Hubo en antiguas épocas de Salta un "marchante" como solían llamarle las amas de casa, que pacientemente ganaba su sustento con una labor que estaba ligada a la vida silvestre, casi salvaje, que ponía a disposición de cualquiera las riquezas naturales que representan la producción de los animales de la selva, o de los churcales hirsutos y agresivos.

En general la gente pobre de esta parte del país continuó practicando las costumbres que tenían desde antes de l a llegada de los conquistadores.
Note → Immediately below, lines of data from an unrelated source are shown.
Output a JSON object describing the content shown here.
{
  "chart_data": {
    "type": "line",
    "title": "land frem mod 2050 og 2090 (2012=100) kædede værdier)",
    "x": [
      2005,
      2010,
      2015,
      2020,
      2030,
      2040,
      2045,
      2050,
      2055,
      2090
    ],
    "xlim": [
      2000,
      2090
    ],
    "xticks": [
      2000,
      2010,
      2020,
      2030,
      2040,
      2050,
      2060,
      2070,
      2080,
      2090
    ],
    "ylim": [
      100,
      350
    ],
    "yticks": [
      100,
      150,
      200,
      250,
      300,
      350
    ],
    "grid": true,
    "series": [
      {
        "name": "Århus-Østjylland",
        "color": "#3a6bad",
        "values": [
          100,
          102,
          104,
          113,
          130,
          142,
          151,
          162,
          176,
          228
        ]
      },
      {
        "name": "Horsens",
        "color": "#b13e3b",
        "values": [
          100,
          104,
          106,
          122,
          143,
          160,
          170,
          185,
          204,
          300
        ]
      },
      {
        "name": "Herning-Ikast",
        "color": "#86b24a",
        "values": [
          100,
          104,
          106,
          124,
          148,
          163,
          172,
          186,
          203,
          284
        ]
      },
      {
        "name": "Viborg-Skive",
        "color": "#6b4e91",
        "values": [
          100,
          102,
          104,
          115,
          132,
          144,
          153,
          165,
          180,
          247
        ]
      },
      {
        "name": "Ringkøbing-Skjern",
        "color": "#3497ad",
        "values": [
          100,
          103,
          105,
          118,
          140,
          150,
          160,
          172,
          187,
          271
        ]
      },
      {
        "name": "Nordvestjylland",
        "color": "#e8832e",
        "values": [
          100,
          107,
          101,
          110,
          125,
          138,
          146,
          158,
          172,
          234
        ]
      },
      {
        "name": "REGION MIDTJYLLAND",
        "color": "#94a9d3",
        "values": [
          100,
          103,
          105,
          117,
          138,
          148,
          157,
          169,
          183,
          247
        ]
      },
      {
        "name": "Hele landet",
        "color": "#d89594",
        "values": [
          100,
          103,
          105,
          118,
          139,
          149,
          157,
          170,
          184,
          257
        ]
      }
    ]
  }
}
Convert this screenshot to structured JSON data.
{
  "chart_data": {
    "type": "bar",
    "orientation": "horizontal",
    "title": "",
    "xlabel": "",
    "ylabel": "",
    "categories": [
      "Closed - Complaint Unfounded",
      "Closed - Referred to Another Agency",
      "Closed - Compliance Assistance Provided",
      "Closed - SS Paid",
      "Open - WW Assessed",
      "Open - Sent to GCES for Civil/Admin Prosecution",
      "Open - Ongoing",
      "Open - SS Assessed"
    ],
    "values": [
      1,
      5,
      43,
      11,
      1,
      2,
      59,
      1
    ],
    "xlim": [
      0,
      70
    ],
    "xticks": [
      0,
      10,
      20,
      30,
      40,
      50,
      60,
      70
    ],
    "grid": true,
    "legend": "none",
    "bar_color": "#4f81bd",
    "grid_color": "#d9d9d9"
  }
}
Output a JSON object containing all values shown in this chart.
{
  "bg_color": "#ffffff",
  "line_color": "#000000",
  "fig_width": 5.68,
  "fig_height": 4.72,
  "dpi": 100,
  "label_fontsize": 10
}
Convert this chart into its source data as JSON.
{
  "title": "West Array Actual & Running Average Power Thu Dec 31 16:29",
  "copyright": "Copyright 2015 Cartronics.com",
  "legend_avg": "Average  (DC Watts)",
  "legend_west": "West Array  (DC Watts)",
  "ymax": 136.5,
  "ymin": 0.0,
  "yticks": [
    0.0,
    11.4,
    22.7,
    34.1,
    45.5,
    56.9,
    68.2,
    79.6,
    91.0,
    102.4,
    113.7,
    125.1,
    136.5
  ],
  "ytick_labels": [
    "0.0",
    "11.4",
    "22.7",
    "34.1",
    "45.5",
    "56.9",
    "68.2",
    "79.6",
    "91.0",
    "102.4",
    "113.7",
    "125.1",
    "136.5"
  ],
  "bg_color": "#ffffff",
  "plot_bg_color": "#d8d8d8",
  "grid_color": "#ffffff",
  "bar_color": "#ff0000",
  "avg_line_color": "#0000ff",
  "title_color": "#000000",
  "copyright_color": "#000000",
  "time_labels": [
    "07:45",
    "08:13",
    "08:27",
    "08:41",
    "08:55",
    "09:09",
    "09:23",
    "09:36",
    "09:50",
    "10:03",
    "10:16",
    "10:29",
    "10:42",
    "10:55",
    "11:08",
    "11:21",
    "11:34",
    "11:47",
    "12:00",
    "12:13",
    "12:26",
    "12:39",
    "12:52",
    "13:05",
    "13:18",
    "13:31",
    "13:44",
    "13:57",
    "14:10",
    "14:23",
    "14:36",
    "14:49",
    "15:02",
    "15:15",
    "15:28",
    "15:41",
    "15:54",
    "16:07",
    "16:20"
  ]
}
Estaban acostumbrados a vivir de lo que producía la naturaleza sin mayor esfuerzo de ellos. Los conquistadores le trajeron otras actividades, especialmente rurales, con la incorporación de vacunos, caballares, ovejas y caprinos, que rápidamente se reprodujeron en todo el territorio argentino. Las labores agrarias también se incorporaron de lleno y las encomiendas donde se hacinaban los indios vencidos, fueron transformando la fisonomía del valle, donde antes solamente crecían en el verano las altas chacras, desparramadas irregularmente, donde brotaban las mazorcas de maíz, principal grano que utilizaban como alimento los naturales.

De allí nacieron el "locro" y el "frangollo", platos provincianos que contaban con el aditamento español, que les dio el título de comidas criollas a estas realizaciones culinarias.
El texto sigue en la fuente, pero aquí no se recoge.